Waste disposal and delivery service


The earthworm simultaneously assumes the duties of waste disposal and delivery service. With its help, dead material is converted into nutrients. The digested remains, excreted by the worm on the surface at night, are of particular importance to the ecological balance: earthworm humus features a balanced nutrient ratio; its combination of enzymes, humic acids and minerals is unique. The resident microorganisms improve the soil in a substantial manner – this is why the purchase of earthworms is a common practice among gardeners.Its tunnel systems also assist the penetration of rain water and increase the water-storing capacity of the soil. In this way, the earthworm effectively prevents floods. In addition, the tunnels facilitate the growth of plant roots into the deeper layers of the earth with their unique nutrients. Speaking of delivery service: for some animals, the earthworm is a yummy treat. Blackbirds and robins, for example, savor it.And now for the earthworm myth. The belief that one earthworm, when cut in half, will give rise to two new worms is widely held. Not so: only the front portion, which includes the essential organs, continues to live – under the condition that the intestine is still long enough. In that case, the hind end may regrow. So – please be careful while gardening and avoid hitting a superworm!


Surprising facts


  • Earthworms are hermaphrodites; each one of them possesses testes as well as ovaries. During mating, each partner acts as the male.
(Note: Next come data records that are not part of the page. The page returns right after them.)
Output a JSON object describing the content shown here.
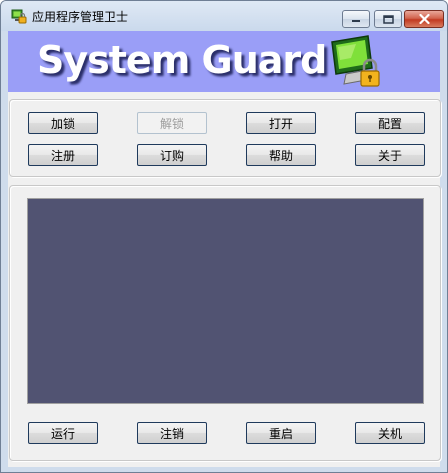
{
  "window": {
    "title": "应用程序管理卫士",
    "app_icon": "shield-app-icon",
    "controls": {
      "minimize": "minimize-icon",
      "maximize": "maximize-icon",
      "close": "close-icon"
    }
  },
  "banner": {
    "title": "System Guard",
    "icon": "monitor-lock-icon",
    "background_color": "#9a9ef7"
  },
  "toolbar": {
    "row1": [
      {
        "label": "加锁",
        "enabled": true
      },
      {
        "label": "解锁",
        "enabled": false
      },
      {
        "label": "打开",
        "enabled": true
      },
      {
        "label": "配置",
        "enabled": true
      }
    ],
    "row2": [
      {
        "label": "注册",
        "enabled": true
      },
      {
        "label": "订购",
        "enabled": true
      },
      {
        "label": "帮助",
        "enabled": true
      },
      {
        "label": "关于",
        "enabled": true
      }
    ]
  },
  "display_panel": {
    "background_color": "#515372"
  },
  "actions": [
    {
      "label": "运行"
    },
    {
      "label": "注销"
    },
    {
      "label": "重启"
    },
    {
      "label": "关机"
    }
  ]
}
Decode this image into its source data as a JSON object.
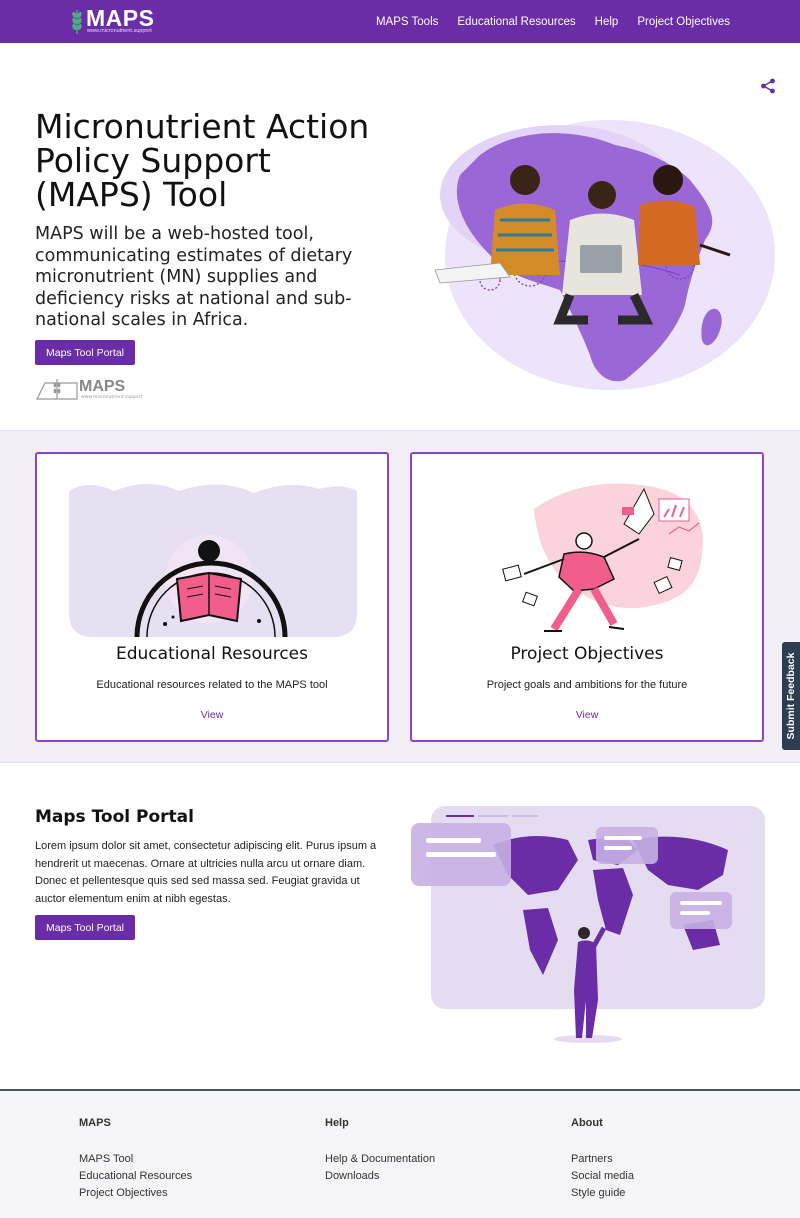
{
  "nav": {
    "logo_text": "MAPS",
    "logo_url": "www.micronutrient.support",
    "links": [
      "MAPS Tools",
      "Educational Resources",
      "Help",
      "Project Objectives"
    ]
  },
  "hero": {
    "title": "Micronutrient Action Policy Support (MAPS) Tool",
    "subtitle": "MAPS will be a web-hosted tool, communicating estimates of dietary micronutrient (MN) supplies and deficiency risks at national and sub-national scales in Africa.",
    "button_label": "Maps Tool Portal",
    "secondary_logo_text": "MAPS",
    "secondary_logo_url": "www.micronutrient.support"
  },
  "cards": [
    {
      "title": "Educational Resources",
      "description": "Educational resources related to the MAPS tool",
      "link": "View"
    },
    {
      "title": "Project Objectives",
      "description": "Project goals and ambitions for the future",
      "link": "View"
    }
  ],
  "feedback": {
    "label": "Submit Feedback"
  },
  "portal": {
    "title": "Maps Tool Portal",
    "text": "Lorem ipsum dolor sit amet, consectetur adipiscing elit. Purus ipsum a hendrerit ut maecenas. Ornare at ultricies nulla arcu ut ornare diam. Donec et pellentesque quis sed sed massa sed. Feugiat gravida ut auctor elementum enim at nibh egestas.",
    "button_label": "Maps Tool Portal"
  },
  "footer": {
    "columns": [
      {
        "heading": "MAPS",
        "links": [
          "MAPS Tool",
          "Educational Resources",
          "Project Objectives"
        ]
      },
      {
        "heading": "Help",
        "links": [
          "Help & Documentation",
          "Downloads"
        ]
      },
      {
        "heading": "About",
        "links": [
          "Partners",
          "Social media",
          "Style guide"
        ]
      }
    ]
  },
  "colors": {
    "brand": "#6a2ca7",
    "accent_light": "#f1eef7",
    "feedback_tab": "#2c3e50"
  },
  "icons": [
    "wheat-logo-icon",
    "share-icon"
  ]
}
  • Little powerhouses: earthworms can lift 50 to 60 times their own body weight, making them one of the strongest animals in the world in relation to their body size.
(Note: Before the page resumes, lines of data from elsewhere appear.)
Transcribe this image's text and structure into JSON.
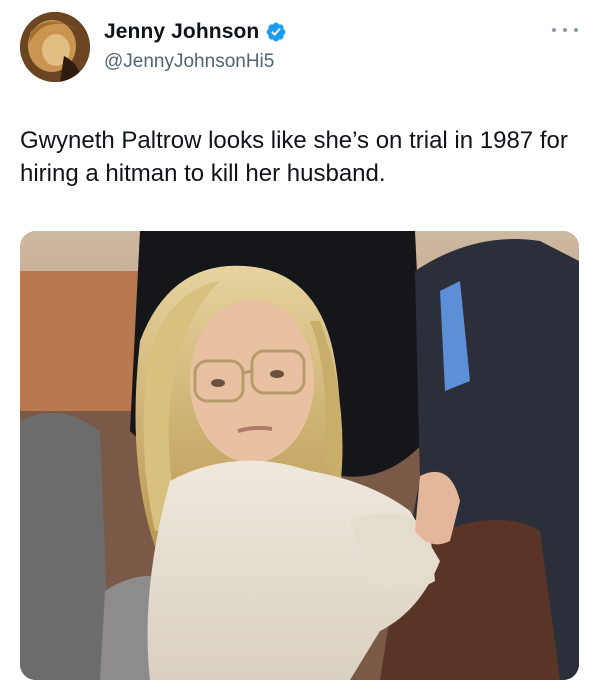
{
  "author": {
    "display_name": "Jenny Johnson",
    "handle": "@JennyJohnsonHi5",
    "verified": true,
    "avatar_icon": "user-avatar-photo"
  },
  "tweet": {
    "text": "Gwyneth Paltrow looks like she’s on trial in 1987 for hiring a hitman to kill her husband."
  },
  "media": {
    "type": "photo",
    "alt": "Photo of a blonde woman in glasses and a cream sweater seated in a courtroom"
  },
  "icons": {
    "verified": "verified-badge-icon",
    "more": "more-options-icon"
  },
  "colors": {
    "verified_blue": "#1d9bf0",
    "text_primary": "#0f1419",
    "text_secondary": "#536471"
  }
}
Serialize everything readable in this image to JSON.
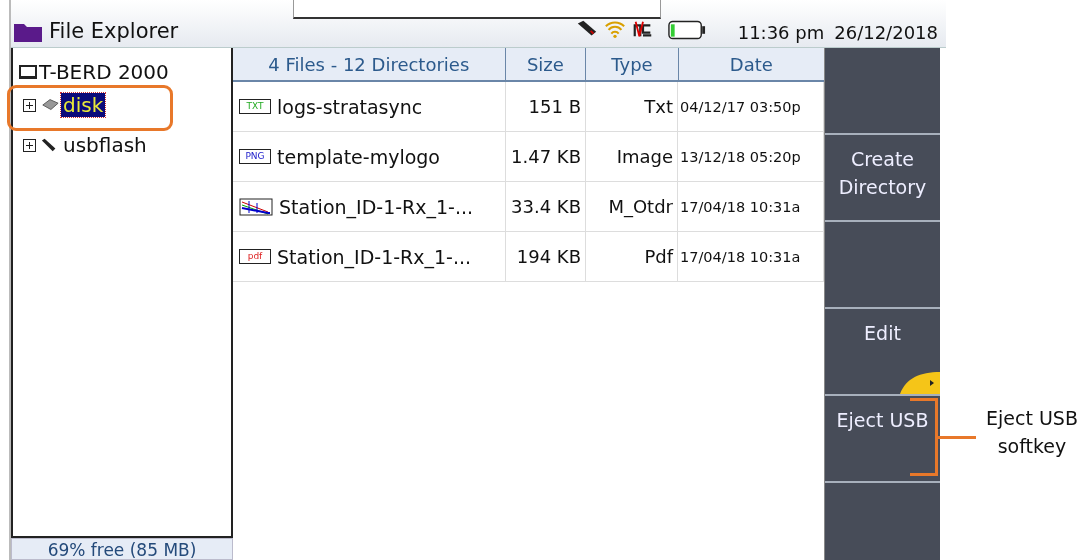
{
  "window": {
    "title": "File Explorer"
  },
  "status_bar": {
    "time": "11:36 pm",
    "date": "26/12/2018"
  },
  "tree": {
    "label": "T-BERD 2000",
    "children": [
      {
        "label": "disk",
        "kind": "disk",
        "expanded": false,
        "selected": true
      },
      {
        "label": "usbflash",
        "kind": "usb",
        "expanded": false,
        "selected": false
      }
    ]
  },
  "free_space": "69% free (85 MB)",
  "table": {
    "columns": [
      "4 Files - 12 Directories",
      "Size",
      "Type",
      "Date"
    ],
    "rows": [
      {
        "kind": "txt",
        "icon_label": "TXT",
        "name": "logs-stratasync",
        "size": "151 B",
        "type": "Txt",
        "date": "04/12/17 03:50p"
      },
      {
        "kind": "png",
        "icon_label": "PNG",
        "name": "template-mylogo",
        "size": "1.47 KB",
        "type": "Image",
        "date": "13/12/18 05:20p"
      },
      {
        "kind": "otdr",
        "name": "Station_ID-1-Rx_1-...",
        "size": "33.4 KB",
        "type": "M_Otdr",
        "date": "17/04/18 10:31a"
      },
      {
        "kind": "pdf",
        "icon_label": "pdf",
        "name": "Station_ID-1-Rx_1-...",
        "size": "194 KB",
        "type": "Pdf",
        "date": "17/04/18 10:31a"
      }
    ]
  },
  "softkeys": [
    {
      "label": "Create Directory",
      "blank_above": true
    },
    {
      "label": "Edit",
      "blank_above": true,
      "tab": true
    },
    {
      "label": "Eject USB",
      "blank_above": false
    }
  ],
  "callout": {
    "label": "Eject USB softkey"
  }
}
  • While the earthworm burrows through the soil, it presses its short clawlike bristle pairs into the ground to prevent sliding.
  • In the 16th century, the German “Regenwurm” was known as “reger Wurm” (active worm) because it was always working and eating. This is the origin of its modern German name.
  • The worm does not like the rain. The vibration caused by the droplets hitting the ground lures it from the soil – where deadly UV-radiation and hungry birds await it.
  • One square meter of soil is typically inhabited by 100 earthworms. The animals enjoy moist, loose soil.